The believed culprit of these deaths is not soccer but inactivity. Prolonged hours of remaining sedentary may be a significant risk factor for not just cardiovascular disease but of death from many different causes. Certainly, there is now a lot more to blame inactivity on than just televisions. People spend countless hours sitting on their tailbones using computers for things like working, playing games, shopping, and reading about Tiger Woods’ escapades. Prolonged periods of inactivity can effect metabolism and body composition, leading to more fat around the midsection, where it has found to be the most dangerous to our health. Even regular exercise may not be enough if the other 90% of your time is spent sedentary.

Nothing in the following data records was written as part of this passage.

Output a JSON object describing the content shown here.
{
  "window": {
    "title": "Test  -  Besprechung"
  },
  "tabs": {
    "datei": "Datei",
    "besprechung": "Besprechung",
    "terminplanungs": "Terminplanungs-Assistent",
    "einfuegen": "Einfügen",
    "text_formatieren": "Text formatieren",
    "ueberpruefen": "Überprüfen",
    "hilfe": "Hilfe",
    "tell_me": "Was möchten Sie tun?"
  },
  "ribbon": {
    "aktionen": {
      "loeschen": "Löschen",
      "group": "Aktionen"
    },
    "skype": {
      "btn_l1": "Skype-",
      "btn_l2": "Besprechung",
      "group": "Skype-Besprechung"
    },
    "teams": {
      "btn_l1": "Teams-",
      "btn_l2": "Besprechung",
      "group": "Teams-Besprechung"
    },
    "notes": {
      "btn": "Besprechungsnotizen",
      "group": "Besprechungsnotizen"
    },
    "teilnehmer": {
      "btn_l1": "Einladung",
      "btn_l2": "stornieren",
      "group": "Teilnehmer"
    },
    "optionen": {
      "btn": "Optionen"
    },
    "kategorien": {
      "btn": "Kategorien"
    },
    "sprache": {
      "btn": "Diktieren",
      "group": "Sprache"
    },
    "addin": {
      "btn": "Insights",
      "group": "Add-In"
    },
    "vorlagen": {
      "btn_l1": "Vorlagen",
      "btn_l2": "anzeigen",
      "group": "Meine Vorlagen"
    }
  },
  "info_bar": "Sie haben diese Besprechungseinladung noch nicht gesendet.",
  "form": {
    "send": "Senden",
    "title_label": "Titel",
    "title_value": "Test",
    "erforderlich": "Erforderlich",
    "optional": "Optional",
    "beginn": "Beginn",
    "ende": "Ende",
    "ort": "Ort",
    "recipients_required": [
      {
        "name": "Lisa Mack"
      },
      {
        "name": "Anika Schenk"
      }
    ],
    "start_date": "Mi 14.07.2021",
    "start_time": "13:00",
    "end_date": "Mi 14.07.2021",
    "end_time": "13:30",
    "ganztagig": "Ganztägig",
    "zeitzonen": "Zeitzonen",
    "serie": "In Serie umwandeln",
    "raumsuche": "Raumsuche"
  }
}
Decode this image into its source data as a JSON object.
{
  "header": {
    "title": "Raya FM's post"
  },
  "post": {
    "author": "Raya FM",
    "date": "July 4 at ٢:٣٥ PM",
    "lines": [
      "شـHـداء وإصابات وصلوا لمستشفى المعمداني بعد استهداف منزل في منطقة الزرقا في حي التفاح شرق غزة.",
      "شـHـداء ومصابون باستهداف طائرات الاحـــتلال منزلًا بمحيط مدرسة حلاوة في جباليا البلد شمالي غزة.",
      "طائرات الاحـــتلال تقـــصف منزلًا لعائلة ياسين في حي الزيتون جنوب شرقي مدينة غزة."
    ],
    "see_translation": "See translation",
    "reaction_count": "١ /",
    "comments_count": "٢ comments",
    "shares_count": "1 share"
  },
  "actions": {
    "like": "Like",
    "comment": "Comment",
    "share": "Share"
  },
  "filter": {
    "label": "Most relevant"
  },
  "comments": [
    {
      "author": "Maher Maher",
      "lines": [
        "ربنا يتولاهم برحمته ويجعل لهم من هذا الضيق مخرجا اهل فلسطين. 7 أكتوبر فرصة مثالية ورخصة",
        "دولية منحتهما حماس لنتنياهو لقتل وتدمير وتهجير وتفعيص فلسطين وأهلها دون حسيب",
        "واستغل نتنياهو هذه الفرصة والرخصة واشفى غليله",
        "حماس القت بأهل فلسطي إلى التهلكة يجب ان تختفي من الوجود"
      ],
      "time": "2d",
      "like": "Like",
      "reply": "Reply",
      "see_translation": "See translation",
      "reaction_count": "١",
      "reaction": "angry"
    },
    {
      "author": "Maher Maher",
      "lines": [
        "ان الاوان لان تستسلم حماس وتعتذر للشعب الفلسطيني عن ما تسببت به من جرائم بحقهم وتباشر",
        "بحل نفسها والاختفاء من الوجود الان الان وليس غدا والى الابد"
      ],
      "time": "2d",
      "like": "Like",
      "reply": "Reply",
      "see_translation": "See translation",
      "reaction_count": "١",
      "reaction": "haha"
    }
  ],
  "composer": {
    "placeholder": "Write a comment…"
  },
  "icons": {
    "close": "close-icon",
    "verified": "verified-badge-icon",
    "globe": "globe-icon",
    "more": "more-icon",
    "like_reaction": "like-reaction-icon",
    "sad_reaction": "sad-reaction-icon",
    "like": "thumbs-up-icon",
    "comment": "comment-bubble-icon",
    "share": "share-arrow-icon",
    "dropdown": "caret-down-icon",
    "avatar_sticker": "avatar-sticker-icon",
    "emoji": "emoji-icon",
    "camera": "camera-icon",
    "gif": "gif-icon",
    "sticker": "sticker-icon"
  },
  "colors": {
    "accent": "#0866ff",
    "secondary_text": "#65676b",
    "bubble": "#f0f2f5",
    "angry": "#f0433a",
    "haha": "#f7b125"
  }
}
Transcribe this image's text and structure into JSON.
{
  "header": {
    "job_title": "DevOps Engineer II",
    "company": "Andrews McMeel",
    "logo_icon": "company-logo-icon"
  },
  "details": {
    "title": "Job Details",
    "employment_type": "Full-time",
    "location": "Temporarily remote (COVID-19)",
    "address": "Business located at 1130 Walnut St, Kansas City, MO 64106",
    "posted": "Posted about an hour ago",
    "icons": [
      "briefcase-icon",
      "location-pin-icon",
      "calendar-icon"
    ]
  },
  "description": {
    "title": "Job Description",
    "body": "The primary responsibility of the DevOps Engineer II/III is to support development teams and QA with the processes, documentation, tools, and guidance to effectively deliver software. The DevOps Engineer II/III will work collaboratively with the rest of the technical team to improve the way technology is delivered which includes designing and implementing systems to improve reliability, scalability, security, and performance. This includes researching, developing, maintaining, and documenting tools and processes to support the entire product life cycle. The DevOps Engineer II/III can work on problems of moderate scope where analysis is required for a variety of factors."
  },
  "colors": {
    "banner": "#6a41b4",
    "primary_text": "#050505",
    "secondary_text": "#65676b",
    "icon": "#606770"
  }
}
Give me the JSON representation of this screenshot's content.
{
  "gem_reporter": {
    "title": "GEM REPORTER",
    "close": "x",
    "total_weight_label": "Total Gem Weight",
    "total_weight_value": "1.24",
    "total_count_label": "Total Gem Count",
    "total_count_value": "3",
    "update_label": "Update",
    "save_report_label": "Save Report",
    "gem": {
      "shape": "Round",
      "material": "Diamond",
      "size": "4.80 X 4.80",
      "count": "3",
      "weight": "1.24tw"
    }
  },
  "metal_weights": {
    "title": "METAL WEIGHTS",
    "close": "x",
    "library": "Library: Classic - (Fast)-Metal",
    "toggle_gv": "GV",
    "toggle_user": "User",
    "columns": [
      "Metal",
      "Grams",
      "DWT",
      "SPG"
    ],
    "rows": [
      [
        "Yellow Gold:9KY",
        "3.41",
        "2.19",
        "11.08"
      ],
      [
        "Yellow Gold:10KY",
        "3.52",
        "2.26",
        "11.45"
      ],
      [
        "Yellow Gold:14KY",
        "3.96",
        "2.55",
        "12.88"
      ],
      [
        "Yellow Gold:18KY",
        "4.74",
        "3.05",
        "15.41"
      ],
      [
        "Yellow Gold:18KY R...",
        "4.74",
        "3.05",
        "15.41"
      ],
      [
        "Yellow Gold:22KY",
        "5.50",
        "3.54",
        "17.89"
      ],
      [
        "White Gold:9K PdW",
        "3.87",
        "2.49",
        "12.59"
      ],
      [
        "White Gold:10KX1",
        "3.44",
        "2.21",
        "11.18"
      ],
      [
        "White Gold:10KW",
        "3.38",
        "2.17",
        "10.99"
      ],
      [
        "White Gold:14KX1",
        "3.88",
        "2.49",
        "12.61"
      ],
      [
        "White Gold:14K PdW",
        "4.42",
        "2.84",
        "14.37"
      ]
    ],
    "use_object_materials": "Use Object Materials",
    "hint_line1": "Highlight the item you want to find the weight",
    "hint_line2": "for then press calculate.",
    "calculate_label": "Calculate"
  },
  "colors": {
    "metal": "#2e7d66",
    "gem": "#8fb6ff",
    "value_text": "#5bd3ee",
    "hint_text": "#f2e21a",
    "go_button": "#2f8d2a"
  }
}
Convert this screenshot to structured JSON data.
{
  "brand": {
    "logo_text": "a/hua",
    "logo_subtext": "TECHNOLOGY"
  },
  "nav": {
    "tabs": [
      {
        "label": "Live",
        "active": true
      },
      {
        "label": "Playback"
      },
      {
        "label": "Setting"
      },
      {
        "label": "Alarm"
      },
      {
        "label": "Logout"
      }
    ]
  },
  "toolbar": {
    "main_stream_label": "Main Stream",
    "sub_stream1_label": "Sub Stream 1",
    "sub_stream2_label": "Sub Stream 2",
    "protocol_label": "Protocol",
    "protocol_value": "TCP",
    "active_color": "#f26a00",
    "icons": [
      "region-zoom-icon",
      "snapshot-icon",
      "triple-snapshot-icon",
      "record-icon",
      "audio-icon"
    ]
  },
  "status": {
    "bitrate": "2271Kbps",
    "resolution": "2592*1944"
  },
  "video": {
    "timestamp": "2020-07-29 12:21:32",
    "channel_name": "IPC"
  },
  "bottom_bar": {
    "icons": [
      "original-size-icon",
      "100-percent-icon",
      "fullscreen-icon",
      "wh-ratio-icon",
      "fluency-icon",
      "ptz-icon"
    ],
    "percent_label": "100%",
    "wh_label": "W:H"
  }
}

I devoted a whole chapter to inactivity in Take Charge of Your Chronic Pain because it not only contributes to poor health and early mortality, but inactivity can be a huge source of pain. For body parts that are already hurting, not using them will certainly make the pain worse. Granted, working past pain barriers is a challenging and complicated process, but the alternative is certainly worse. And for bodies without pain, keeping them inactive will ultimately lead to stiff areas of soreness thereby creating a vicious cycle of less movement, more tightness, and more pain in more places.

The CEOs and politicians of our country who want to find ways of trimming health care costs should look no further than changing the cultures and environments of our places of work to foster regular daily activity. Sometimes the simplest solutions are so basic that we gloss right over them to find more complicated and convoluted alternatives.